The tv campaign uses a lot of advertising techniques and is worth a watch but for this blog post I’d rather focus on the unique way they’ve chosen to advertise in a less obvious way; through people and social media. By utilising such different ways of relaying the product to potential consumers, the Dodge Dart is repeating it’s message over and over again. A positive relationship has been shown between the number of presentations of an advert and the attitude people hold towards it (McCullough and Ostrom, 1974). The persuasive technique of multiple sources is also being used. Moore and Reardon (1987) found that there was a more positive attitude towards an advertisement when it was shown multiple times, but only if a strong argument was used.
By having people post about the car to social media sites, others may be influenced by the social consensus effect. If someone sees even just one friend posting a link to this registry they have created, the likelihood is someone else will comment or post him/herself about helping to buy this friend a car part, no matter how small. It will start to seem like a lot of people like this car and should make the person seeing this on their social site more positive about it. Reingen (1982) showed the effect of social consensus in a study whereby participants were shown a list of fictitious donators and their donations and then asked to donate money to a heart foundation charity. A control condition was used where subjects were only requested for the money and no fake donors were shown first. Reingen found participants were much more likely to donate money when others were thought to have donated first, and also that the likelihood of a donation increased as the number of donors shown first increased. Relating this back to the dodge dart, this shows why posting on social sites would be so important to the campaign. The more people thought to be interested in the car may in turn influence more people to be interested in it as well.
There are many more persuasive techniques I could write about this advertising campaign, like legitimizing paltry contributions by encouraging people to contribute as little as they like towards the car, and the pique technique because this is such a strange and novel idea. Now the company need to hope that even if this registry idea doesn’t sell many cars (you can cancel it and get the money donated back after a number of days of your choice), it generates a lot of discussion and attention for the product!
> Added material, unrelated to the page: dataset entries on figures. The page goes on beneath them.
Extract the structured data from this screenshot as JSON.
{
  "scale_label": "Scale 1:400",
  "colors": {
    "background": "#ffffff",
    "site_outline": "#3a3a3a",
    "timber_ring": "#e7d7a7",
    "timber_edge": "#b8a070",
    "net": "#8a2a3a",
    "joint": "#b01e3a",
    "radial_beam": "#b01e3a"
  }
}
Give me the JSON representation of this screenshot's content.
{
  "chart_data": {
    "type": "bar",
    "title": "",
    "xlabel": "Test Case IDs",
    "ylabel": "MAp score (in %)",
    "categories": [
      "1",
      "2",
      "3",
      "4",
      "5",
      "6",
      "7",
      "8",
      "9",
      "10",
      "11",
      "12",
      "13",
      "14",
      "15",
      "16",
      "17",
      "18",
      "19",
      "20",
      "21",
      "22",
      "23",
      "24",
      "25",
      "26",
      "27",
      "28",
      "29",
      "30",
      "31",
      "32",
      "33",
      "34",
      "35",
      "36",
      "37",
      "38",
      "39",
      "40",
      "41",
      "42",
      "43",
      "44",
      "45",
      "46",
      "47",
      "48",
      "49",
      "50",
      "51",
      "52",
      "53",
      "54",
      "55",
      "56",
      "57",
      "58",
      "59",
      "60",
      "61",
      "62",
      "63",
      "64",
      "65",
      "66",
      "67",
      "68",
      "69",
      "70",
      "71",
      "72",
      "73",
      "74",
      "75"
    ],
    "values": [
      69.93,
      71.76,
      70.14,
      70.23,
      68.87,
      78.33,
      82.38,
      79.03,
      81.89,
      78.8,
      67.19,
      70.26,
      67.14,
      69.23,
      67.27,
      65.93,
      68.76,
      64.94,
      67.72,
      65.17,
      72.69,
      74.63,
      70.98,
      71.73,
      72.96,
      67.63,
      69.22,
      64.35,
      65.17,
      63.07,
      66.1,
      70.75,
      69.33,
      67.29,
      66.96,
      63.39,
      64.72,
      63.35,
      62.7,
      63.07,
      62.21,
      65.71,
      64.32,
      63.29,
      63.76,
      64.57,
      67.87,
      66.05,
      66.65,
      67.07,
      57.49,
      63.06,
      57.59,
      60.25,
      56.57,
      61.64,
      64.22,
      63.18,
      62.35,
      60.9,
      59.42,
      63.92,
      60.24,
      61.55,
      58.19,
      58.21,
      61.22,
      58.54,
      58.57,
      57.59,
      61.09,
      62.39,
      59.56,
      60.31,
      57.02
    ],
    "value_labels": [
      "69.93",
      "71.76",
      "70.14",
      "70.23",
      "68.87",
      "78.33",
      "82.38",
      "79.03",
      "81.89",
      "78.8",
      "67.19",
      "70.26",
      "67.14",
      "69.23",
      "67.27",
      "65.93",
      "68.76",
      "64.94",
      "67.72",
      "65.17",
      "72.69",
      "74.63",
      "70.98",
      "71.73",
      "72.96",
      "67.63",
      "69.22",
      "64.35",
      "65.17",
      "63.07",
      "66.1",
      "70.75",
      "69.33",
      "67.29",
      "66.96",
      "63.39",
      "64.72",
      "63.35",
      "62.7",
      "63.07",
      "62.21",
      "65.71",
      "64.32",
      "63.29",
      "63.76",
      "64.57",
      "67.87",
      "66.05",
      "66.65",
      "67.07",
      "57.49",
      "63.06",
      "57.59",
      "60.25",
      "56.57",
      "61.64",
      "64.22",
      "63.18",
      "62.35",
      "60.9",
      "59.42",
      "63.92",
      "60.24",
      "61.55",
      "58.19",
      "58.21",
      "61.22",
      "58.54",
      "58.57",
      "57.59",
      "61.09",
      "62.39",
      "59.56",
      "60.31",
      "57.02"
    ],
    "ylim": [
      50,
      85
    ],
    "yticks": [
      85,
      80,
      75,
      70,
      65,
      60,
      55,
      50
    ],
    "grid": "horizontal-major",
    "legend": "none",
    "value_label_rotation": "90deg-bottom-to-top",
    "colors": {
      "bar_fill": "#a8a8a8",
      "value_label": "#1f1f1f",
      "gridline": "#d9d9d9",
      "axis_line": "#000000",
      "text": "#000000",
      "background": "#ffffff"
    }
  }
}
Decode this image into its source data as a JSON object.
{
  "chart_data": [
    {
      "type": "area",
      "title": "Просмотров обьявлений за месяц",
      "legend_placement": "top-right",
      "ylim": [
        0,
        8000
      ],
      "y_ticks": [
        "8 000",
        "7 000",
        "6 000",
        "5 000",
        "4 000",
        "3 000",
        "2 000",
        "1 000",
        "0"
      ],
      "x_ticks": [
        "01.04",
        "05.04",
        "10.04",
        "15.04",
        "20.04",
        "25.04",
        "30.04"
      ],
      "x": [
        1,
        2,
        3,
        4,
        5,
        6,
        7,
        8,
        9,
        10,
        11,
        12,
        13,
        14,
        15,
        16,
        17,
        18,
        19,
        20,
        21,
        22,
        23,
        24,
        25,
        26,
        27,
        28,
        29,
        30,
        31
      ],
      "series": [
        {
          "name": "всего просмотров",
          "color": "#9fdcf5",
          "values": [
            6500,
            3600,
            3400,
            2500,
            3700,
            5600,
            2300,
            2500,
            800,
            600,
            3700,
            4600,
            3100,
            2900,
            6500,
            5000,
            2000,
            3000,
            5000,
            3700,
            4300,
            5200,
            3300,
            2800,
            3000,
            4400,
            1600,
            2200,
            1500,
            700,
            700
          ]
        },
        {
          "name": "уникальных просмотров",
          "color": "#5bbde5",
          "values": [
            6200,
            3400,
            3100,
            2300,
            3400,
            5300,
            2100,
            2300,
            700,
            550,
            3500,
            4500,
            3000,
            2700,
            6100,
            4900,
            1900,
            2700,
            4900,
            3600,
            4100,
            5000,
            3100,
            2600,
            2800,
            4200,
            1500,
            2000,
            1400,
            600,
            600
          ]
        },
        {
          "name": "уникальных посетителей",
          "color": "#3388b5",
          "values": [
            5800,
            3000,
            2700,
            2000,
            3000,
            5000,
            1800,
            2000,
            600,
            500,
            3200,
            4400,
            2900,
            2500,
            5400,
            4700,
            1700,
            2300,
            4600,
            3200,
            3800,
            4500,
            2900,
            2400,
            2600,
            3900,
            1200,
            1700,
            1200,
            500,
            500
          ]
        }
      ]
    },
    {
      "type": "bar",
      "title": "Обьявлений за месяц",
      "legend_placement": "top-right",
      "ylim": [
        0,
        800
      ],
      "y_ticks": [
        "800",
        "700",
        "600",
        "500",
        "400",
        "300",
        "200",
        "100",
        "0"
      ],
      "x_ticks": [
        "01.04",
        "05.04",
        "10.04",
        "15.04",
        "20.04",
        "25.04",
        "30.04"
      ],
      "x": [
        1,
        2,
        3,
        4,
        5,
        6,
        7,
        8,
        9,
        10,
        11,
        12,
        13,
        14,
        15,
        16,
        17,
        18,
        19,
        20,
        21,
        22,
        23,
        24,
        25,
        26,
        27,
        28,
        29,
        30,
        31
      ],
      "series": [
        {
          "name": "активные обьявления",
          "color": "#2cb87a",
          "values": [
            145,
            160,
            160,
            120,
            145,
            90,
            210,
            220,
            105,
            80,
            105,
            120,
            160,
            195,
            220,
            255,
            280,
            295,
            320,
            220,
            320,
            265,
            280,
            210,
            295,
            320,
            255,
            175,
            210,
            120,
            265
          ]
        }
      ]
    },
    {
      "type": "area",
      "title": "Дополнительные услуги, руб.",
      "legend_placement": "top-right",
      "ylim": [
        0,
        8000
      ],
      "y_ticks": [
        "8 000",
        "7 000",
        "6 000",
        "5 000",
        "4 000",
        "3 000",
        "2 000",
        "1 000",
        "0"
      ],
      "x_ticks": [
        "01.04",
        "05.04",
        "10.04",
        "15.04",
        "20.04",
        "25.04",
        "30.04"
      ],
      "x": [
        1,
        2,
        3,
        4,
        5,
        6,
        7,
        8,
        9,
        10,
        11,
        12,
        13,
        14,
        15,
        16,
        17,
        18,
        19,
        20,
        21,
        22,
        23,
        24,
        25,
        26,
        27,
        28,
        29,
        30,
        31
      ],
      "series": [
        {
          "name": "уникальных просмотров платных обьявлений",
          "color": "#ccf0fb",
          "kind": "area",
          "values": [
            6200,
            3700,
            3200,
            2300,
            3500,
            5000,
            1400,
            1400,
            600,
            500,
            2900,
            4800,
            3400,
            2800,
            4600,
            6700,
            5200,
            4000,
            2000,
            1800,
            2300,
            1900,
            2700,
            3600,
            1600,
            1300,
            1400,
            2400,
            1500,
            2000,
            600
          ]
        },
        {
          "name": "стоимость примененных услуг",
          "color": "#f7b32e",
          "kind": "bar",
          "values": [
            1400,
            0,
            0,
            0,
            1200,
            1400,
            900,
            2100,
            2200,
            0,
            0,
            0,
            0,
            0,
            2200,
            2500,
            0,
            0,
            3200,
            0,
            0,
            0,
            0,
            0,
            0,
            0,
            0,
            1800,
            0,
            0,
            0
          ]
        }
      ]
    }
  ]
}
McCullough, J. L., & Ostrom, T. M., (1974). Repetition of highly similar messages and attitude change. Journal of Applied Psychology, 59(3), 395-397.
Moore, D. J., & Reardon, R., (1987). Source magnification: The role of multiple sources in the processing of advertising appeals. Journal of Marketing Research, 24(4), 412-417.
Reingen, P. H., (1982). Test of a list procedure for inducing compliance with a request to donate money. Journal of Applied Psychology, 67, 110-118.